Après plusieurs jours sans gouvernement, la Côte d’Ivoire a enfin des ministres. Rien de nouveau sous le soleil, ou presque : le Pdci-Rda a été floué avec une primature vide. Ouattara et les siens ayant déjà pris soin de tout «délocalisé» à la présidence. Décryptage. Comment monopoliser tous les pouvoirs tout en donnant l’impression d’être partageur, et de respecter – après tout de même près d’un an – ses engagements avec l’allié PDCI ? C’est cette question que les stratèges du RDR ont visiblement eu à l’esprit dans l’orchestration du mouvement de chaises musicales que représentent la mise en place de l’Assemblée nationale et d’un nouveau gouvernement. Certes, Jeannot Ahoussou Kouadio est désormais le locataire de la «Maison Blanche». Mais il est d’ores et déjà sérieusement circonvenu à la fois par Alassane Ouattara, par les «historiques» et les «durs» du RDR qui affûtent leurs longs couteaux – à titre préventif – dans les bureaux feutrés de la Présidence et par une Assemblée nationale majoritairement contrôlée par les ouattaristes. Selon toute évidence, «la Case» se prépare à phagocyter Ahoussou et les prétentions du PDCI – ou à les combattre sans la moindre complaisance.
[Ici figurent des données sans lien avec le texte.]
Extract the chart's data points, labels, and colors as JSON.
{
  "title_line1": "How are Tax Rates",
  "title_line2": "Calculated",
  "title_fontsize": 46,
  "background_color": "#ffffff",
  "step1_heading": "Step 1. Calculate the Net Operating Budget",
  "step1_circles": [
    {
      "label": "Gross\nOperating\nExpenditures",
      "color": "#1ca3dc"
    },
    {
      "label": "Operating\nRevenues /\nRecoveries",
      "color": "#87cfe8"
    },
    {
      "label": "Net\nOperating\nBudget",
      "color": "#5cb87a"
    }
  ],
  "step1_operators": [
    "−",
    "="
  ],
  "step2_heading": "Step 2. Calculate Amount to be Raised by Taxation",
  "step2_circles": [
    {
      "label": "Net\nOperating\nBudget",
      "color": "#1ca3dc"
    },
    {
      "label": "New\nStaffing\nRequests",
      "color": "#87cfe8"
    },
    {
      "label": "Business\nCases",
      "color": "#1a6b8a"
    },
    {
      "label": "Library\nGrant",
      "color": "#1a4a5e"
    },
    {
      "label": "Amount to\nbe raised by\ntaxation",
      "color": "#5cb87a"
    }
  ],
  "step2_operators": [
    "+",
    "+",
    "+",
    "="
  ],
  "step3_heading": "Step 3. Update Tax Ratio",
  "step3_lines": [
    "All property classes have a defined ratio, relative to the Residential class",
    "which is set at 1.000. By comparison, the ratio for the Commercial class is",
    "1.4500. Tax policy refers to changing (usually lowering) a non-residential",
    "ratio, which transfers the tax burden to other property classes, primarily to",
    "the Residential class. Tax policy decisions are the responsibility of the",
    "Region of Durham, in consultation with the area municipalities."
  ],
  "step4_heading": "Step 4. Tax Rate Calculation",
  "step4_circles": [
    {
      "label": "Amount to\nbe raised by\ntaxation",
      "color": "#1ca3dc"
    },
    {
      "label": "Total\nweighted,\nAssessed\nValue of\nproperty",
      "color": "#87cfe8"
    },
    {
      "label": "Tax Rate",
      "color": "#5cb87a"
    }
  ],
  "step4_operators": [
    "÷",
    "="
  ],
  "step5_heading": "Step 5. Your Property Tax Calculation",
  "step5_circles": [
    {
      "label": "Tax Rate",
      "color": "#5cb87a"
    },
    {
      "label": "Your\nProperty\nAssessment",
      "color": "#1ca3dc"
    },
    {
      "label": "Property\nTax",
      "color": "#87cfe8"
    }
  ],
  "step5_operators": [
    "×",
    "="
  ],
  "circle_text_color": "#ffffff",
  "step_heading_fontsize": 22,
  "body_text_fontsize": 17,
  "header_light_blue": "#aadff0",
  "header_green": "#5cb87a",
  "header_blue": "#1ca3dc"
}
Les signes de cet état d’esprit sont évidents. La prise en main directe de la Défense, donc de la gestion au quotidien des FRCI et de la réforme de l’armée par Ouattara, empêchera Ahoussou de seulement oser mettre son nez dans la tambouille sécuritaire du pays, dans la délicate gestion des comzones, des dozos et de tout l’appareil répressif de l’Etat-RDR. De plus, le ministère de l’Intérieur reste entre les mains d’Hamed Bakayoko, fils spirituel du couple Ouattara. Tout ce qui est «corps habillés» restera donc étranger à Ahoussou.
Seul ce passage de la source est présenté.